Oh, China, you got the short end of the stick. Smacked with most of those tariffs, they're still the major manufacturing hub for Hasbro, but the D&D boxed sets are the only Wizards imports hailing from the Middle Kingdom. Yes, that's right, Chris Cocks acknowledged they've been doing some fancy logistics twirls, and they have their eyes set on a more predictable and kinda friendly U.S. trade policy environment. The Toy Association's got Cocks' back, advocating for zero tariffs on toys and games worldwide, and he's all about it.

"Tariffs, they're just a tax on consumers, my friend," Cocks stated. "You add 'em, you're looking at potential job losses, reduced profits for shareholders, and a world container ship full of uncertainty." But hey, their game plan is unchanged; they're secure in their powerful games and licensing divisions, and they're holding tight. But if these darn tariffs keep stickin' around, they could be scuttling in some structural costs and, you know, pirate treasure, galley slaves, and whatnot.

For now, Hasbro ain't stressing the tariff waves on their Wizards products. According to Cocks, Magic: The Gatheringwoke up on the wrong side of the bed with a surging business for the first quarter of 2025-2026, knocking out some mighty impressive 46% revenue growth.

Cocks gave props to the card game's continued strength in licensing, specifically the upcoming crossover with Final Fantasy. The Universes Beyond set drops June 13, and the pre-orders have already sunk records, making it the most successful Magic set ever.
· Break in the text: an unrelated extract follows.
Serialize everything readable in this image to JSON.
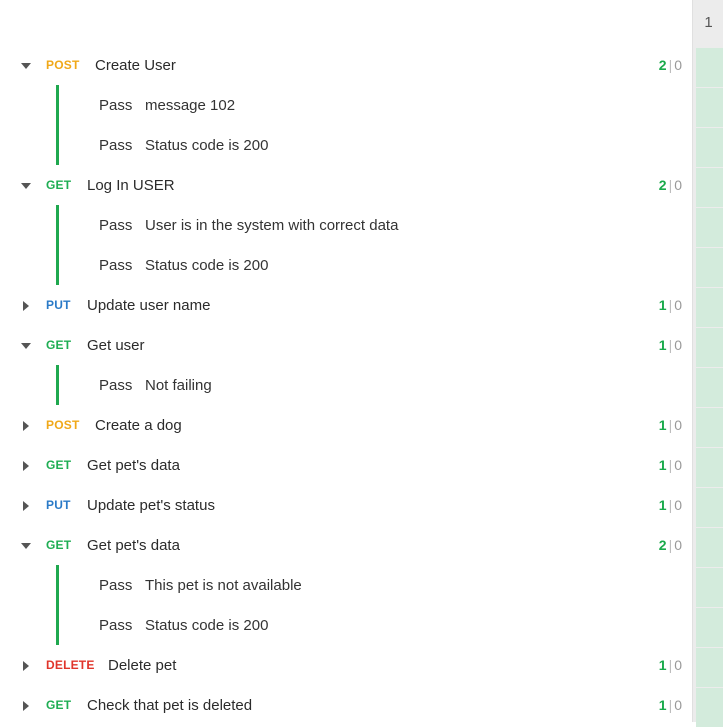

So, gather 'round, kids, and hear the tale of the latest Marvel, Star Wars, Star Trek, DC Universe, and Doctor Who happenings while we keep our peepers on Hasbro, the one company that ain't bowing to Trump's tariffs.

  1. Despite the ongoing tariff shenanigans by the Trump administration, Hasbro's future remains unaffected, as evidenced by their remarkable 46% revenue growth for the first quarter of 2025-2026, particularly in the Magic: The Gathering game.
  2. Io9 and Gizmodo might be interested to know that Hasbro is expecting a notable event in the gaming industry with the upcoming crossover between Magic: The Gathering and Final Fantasy, set to release on June 13, breaking pre-order records and making it the most successful Magic set ever.
  3. In the face of increased tariffs, Hasbro's CEO, Chris Cocks, has vocalized his support for a zero-tariff policy on toys and games worldwide, aligning with The Toy Association's advocacy.
  4. While the future of international trade policies is uncertain, Hasbro is maintaining its focus on the strength of its games and licensing divisions, preparing for a more predictable business environment that could reduce structural costs associated with tariffs.